Dokuz insanımızı Mavi Marmara’da İsrailliler öldürdü.

İki pilotumuzu da Suriye vurdu.

Benim bilebildiğim kadarıyla Cumhuriyet tarihi boyunca, Akdeniz’de bu kadar kısa zamanda bu kadar çok insan kaybetmedik biz.

Cumhuriyet tarihi boyunca olmayan “işler” neden şimdi birdenbire olmaya başladı?

Neden insanlarımız bu kadar rahat, bu kadar pervasızca öldürülebiliyor?

Üstelik de neden bunlar “Cumhuriyet tarihi boyunca en güçlü olduğumuz dönem” denen dönemde oluyor?


Benim tahminim, “en güçlü olduğumuz dönem” inancıyla, “öldürülen insanlarımız” arasında kuvvetli bir bağ olduğu yolunda.

AKP iktidarının artık karakteristiği hâline gelen “gücünü abartma” hastalığının bir sonucu olarak bu kayıpları verdiğimizi sanıyorum.

“Bize kimse dokunamaz” inancıyla yola çıkıp, “dokunulduktan” sonra da şaşırıp kalıyoruz.

Mavi Marmara’ya İsrail’in “dokunamayacağı” inancıyla o gemiyi yola çıkardılar.

İsrail, hem de uluslararası sularda insafsız bir baskınla insanlarımızı öldürdü.

Kabul edelim ki bu normalde bir savaş nedenidir.

Bir devlet, o insanları yola koyduğunda bunun sonuçlarını hesap eder ve insanlarına saldırıldığında bunun cevabını “askerî” olarak vermeyi de baştan düşünüp planlar.


Savaşamayacaksa, hem insanlarını kaybedeceği, hem de utanacağı bir işe girişmez.

Aslında en doğrusu, “savaş” ihtimalinin bulunacağı ortamları hiç yaratmamaktır, durduk yerde bir savaş ihtimaliyle karşılaşmak bir iktidarın akıllıca hareket etmediğini gösterir.

Biz insanlarımızı kaybettik, biraz bağırıp çağırıp, o ölümleri sineye çektik.

Mavi Marmara, Türkiye’nin “dokunulabilir” olduğunu bütün dünyaya gösterdi.

Bir devletin saygıdeğer ve güçlü olabilmesi için böyle kolay “dokunulabilir” de olmaması gerekir, dokunulabilir bir hâldeysen, başkalarının dokunabilecekleri ortamları baştan yaratmazsın.

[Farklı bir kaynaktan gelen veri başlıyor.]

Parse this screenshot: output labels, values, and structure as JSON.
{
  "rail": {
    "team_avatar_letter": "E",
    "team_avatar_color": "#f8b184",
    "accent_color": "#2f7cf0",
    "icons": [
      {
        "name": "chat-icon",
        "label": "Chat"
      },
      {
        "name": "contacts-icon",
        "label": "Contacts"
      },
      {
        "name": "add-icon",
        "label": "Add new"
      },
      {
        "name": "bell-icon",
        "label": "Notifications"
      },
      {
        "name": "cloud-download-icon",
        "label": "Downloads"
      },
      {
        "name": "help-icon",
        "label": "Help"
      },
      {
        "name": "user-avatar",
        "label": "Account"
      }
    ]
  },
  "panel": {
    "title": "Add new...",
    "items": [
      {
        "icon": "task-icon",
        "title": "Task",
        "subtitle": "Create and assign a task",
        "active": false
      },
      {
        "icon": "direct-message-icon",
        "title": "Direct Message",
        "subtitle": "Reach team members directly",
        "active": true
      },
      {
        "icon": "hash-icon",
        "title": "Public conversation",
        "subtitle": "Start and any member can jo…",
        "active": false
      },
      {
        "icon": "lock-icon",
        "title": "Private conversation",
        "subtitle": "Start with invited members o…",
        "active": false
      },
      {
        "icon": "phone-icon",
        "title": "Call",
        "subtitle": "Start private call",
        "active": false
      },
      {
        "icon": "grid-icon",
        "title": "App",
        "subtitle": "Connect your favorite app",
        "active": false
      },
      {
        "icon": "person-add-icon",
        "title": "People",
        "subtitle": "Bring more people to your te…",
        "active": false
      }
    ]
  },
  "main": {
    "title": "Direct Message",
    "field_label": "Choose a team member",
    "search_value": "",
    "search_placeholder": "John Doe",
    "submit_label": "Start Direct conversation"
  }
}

Sanırım, Suriye’nin uçağımızı düşürmesinde de aynı durumla karşı karşıyayız.

Bizim uçağın Suriye’nin “hava sahasında” ne aradığını kimse açıklayamıyor.

Suriye, bizim uçağın “hava sahasına girdiğini ve alçaktan uçtuğunu” söylüyor.

Doğru mu söylüyor bilmiyoruz ama bu açıklamayı Türkiye henüz yalanlamadı.

Bir askerî keşif uçağını başka bir ülkenin hava sahasına göndermek, o ülkeye “meydan okumaktır”, eğer o ülke silahlı bir ayaklanma yaşıyorsa ve sen bu silahlı ayaklanmayı destekliyorsan, bu “meydan okuma” ciddi bir boyut kazanır.

Belki yanılıyorum ama benim tahminim, bizimkiler “Suriye bizim uçağımıza dokunamaz” inancıyla keşif uçağını o bölgeye gönderdi.

Suriye, bu meydan okumaya daha beter bir meydan okumayla cevap vererek uçağı düşürdü.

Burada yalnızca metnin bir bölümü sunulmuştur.